Described as a Metal-Air Scavenger, the device eats metal from its surroundings, the chemical process creating electricity and moving the machine. Pikul, one of the researchers, said about the process,

“The biggest inspiration we drew from is kind of corny, but it’s eating. Animals eat and that’s how they power themselves. But instead of eating glucose, [it] eats metal.”

The device they have made is thin fabric essentially made from carbon and a little metal cathode embedded in it. The carbon fabric has a hydrogel that is a salt based solution. When the gel comes in contact with a metal, the metal becomes an anode, creating an instant battery that creates a flow of electrons and therefore, electricity.
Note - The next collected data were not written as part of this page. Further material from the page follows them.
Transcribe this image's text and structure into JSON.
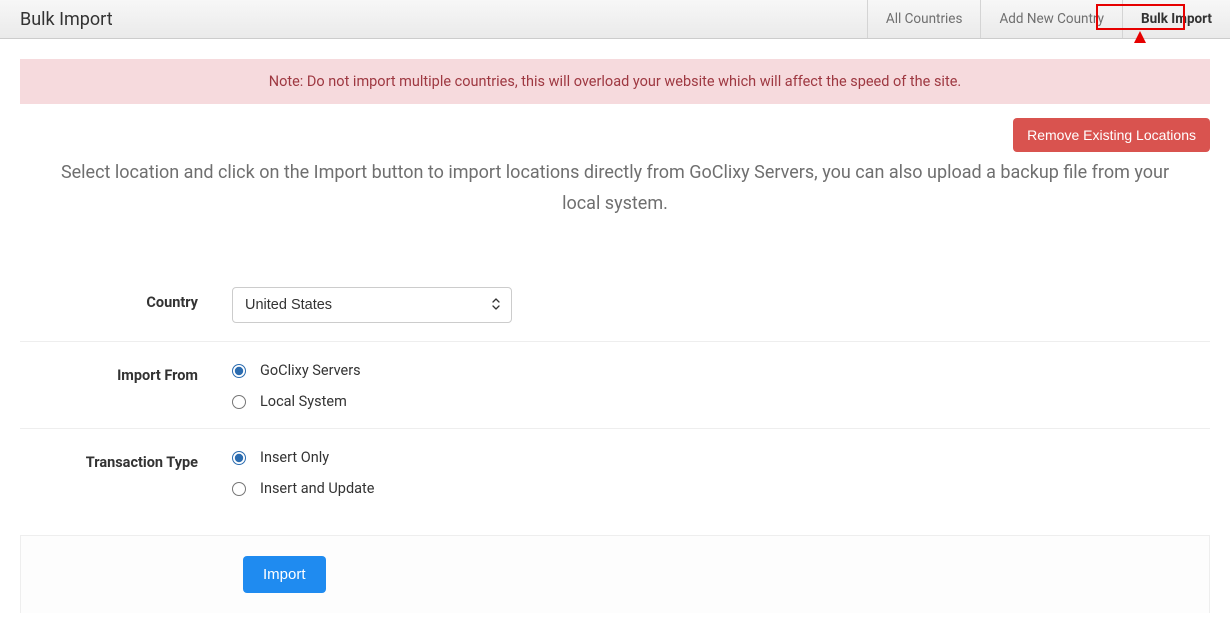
{
  "header": {
    "title": "Bulk Import",
    "nav": {
      "all_countries": "All Countries",
      "add_new_country": "Add New Country",
      "bulk_import": "Bulk Import"
    }
  },
  "alert": {
    "note": "Note: Do not import multiple countries, this will overload your website which will affect the speed of the site."
  },
  "buttons": {
    "remove_existing": "Remove Existing Locations",
    "import": "Import"
  },
  "intro": "Select location and click on the Import button to import locations directly from GoClixy Servers, you can also upload a backup file from your local system.",
  "form": {
    "country": {
      "label": "Country",
      "selected": "United States"
    },
    "import_from": {
      "label": "Import From",
      "options": {
        "goclixy": "GoClixy Servers",
        "local": "Local System"
      }
    },
    "transaction_type": {
      "label": "Transaction Type",
      "options": {
        "insert_only": "Insert Only",
        "insert_update": "Insert and Update"
      }
    }
  }
}
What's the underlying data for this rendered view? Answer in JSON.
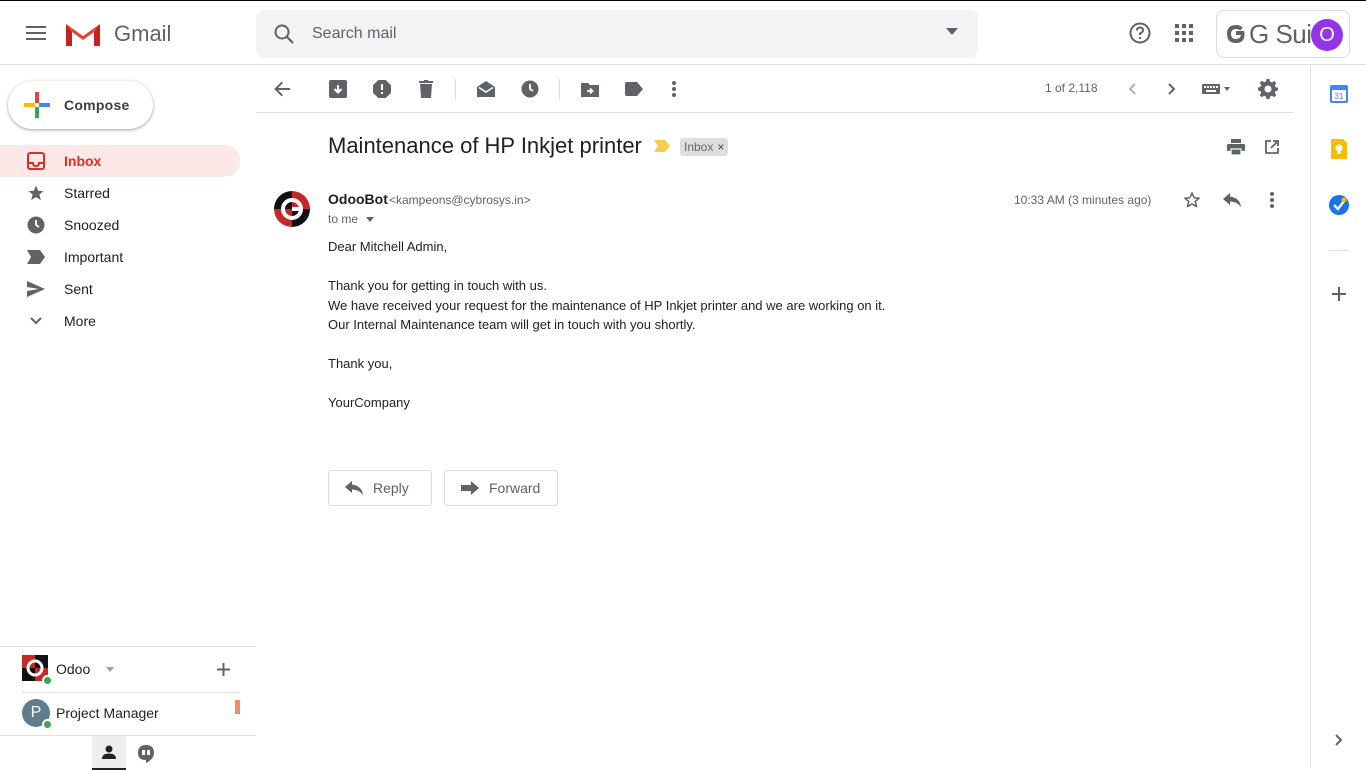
{
  "app": {
    "name": "Gmail"
  },
  "search": {
    "placeholder": "Search mail"
  },
  "gsuite": {
    "label": "G Suite",
    "avatar_letter": "O",
    "avatar_color": "#9334e6"
  },
  "compose": {
    "label": "Compose"
  },
  "nav": [
    {
      "label": "Inbox",
      "icon": "inbox-icon",
      "active": true
    },
    {
      "label": "Starred",
      "icon": "star-icon"
    },
    {
      "label": "Snoozed",
      "icon": "clock-icon"
    },
    {
      "label": "Important",
      "icon": "important-icon"
    },
    {
      "label": "Sent",
      "icon": "send-icon"
    },
    {
      "label": "More",
      "icon": "chevron-down-icon"
    }
  ],
  "hangouts": {
    "account": "Odoo",
    "contact": {
      "name": "Project Manager",
      "initial": "P"
    }
  },
  "toolbar": {
    "pager": "1 of 2,118"
  },
  "message": {
    "subject": "Maintenance of HP Inkjet printer",
    "label": "Inbox",
    "sender_name": "OdooBot",
    "sender_email": "<kampeons@cybrosys.in>",
    "to": "to me",
    "time": "10:33 AM (3 minutes ago)",
    "body": [
      "Dear Mitchell Admin,",
      "Thank you for getting in touch with us.",
      "We have received your request for the maintenance of HP Inkjet printer and we are working on it.",
      "Our Internal Maintenance team will get in touch with you shortly.",
      "Thank you,",
      "YourCompany"
    ]
  },
  "actions": {
    "reply": "Reply",
    "forward": "Forward"
  },
  "colors": {
    "accent": "#d93025",
    "active_bg": "#fce8e6",
    "online": "#34a853"
  }
}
This electrical power currently is practical enough to power tiny robots at the moment. However, if the concept can be scaled to larger devices, it can revolutionize the industry as it is at least 13 times more power dense than lithium ion batteries used today.

The scavenger has more applications than just in robots. Perhaps when the efficiency is good enough, it may replace batteries in all kinds of devices, such as smart phones and laptops even.